Another not-so-good aspect of the NFP was that the actual figure was just below the monthly growth average in 2012 of 158,600. In addition, the public sector shed 13,000 jobs, highlighting the negative effects of cost cutting. All in all, the net effect of changes in the job market last month kept the unemployment rate at 7.8%, which is something that will likely keep the Fed on its toes.
On the bright side, average weekly hours and hourly earnings clocked respectable improvements. Average weekly hours rose 0.1% while hourly earnings jumped 0.3%, its largest increase in 2012.
The private sector also showed strength. It shouldered much of the load as it was entirely responsible for the jobs that were created last month. Of the 168,000 jobs added by the private sector, 25,000 were from the manufacturing industry, which is arguably the backbone of the U.S. economy. Also, the 146,000 NFP figure reported in November was revised upwards to reflect an increase of 161,000.

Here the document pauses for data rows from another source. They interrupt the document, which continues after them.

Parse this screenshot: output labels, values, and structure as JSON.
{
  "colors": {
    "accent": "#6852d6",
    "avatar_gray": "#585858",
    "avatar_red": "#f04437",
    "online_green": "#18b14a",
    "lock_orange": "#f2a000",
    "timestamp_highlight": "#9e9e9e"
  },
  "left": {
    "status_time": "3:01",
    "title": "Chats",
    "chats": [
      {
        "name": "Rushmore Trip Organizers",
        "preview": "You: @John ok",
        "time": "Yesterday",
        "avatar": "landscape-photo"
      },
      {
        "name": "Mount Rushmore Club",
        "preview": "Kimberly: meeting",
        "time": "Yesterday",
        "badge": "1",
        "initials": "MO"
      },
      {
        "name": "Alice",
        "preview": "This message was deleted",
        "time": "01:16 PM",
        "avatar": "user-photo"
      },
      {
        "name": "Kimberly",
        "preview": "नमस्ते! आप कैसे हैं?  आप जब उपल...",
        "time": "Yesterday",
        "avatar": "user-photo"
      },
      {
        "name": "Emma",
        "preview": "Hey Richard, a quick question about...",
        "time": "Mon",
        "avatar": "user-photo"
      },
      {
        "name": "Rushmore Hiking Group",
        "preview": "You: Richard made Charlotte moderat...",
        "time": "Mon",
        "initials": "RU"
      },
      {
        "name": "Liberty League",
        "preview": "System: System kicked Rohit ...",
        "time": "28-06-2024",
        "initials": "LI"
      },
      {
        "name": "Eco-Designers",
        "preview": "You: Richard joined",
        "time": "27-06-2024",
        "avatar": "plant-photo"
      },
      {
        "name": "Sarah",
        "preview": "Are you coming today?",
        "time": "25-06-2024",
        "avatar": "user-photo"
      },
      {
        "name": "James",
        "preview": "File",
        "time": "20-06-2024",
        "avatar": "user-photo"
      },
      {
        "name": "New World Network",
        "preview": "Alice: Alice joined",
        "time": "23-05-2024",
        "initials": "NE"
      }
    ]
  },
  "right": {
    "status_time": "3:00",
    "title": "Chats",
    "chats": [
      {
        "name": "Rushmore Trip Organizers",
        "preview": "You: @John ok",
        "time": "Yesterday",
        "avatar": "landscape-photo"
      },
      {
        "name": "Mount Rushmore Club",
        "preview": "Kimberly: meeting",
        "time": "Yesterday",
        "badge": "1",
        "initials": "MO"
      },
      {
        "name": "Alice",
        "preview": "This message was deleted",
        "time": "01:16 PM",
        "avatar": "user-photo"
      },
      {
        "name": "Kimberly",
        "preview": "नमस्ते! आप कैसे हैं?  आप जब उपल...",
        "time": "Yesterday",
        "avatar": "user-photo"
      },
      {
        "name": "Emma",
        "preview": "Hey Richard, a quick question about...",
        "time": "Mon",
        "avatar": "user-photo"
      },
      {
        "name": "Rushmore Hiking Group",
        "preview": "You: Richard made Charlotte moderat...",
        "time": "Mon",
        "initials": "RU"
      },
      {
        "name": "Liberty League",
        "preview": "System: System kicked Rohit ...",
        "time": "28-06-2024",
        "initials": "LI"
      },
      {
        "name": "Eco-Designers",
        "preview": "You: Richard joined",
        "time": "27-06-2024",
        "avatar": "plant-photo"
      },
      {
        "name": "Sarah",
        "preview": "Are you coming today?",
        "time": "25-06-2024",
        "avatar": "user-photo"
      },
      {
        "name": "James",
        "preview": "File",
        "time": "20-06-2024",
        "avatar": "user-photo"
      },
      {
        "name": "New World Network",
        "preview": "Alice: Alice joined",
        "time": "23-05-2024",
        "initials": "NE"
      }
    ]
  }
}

Overall, it would be wrong to say that the U.S. job market deteriorated last month, but at the same time, we can’t say it improved. It simply held steady.
As for the market’s reaction… well, will you look at that! Just as our December 2012 NFP preview had predicted, EUR/USD ended up rising 50 pips within the first two hours of the release. However, it seems the results were ultimately dollar bearish, as the American currency sold off against all of its major counterparts, including other safe havens such as the Japanese yen and the Swiss franc.
What this suggests is that the markets have somewhat stopped freaking out about the Fed’s recent hints about ending quantitative easing this year. If you recall, sometime last week, the FOMC meeting minutes revealed that “several” members voted to halt asset purchases in 2013. This had led some to believe that the Fed had turned hawkish, and as a result, boosted the dollar against its higher-yielding counterparts.
But for now, it seems that we can put these worries to rest as there doesn’t seem to be any reason for the central bank to be extra hawkish at the moment. Let’s face it: it’s unlikely that the Fed will change its stance… not with the job market posting mediocre results like these!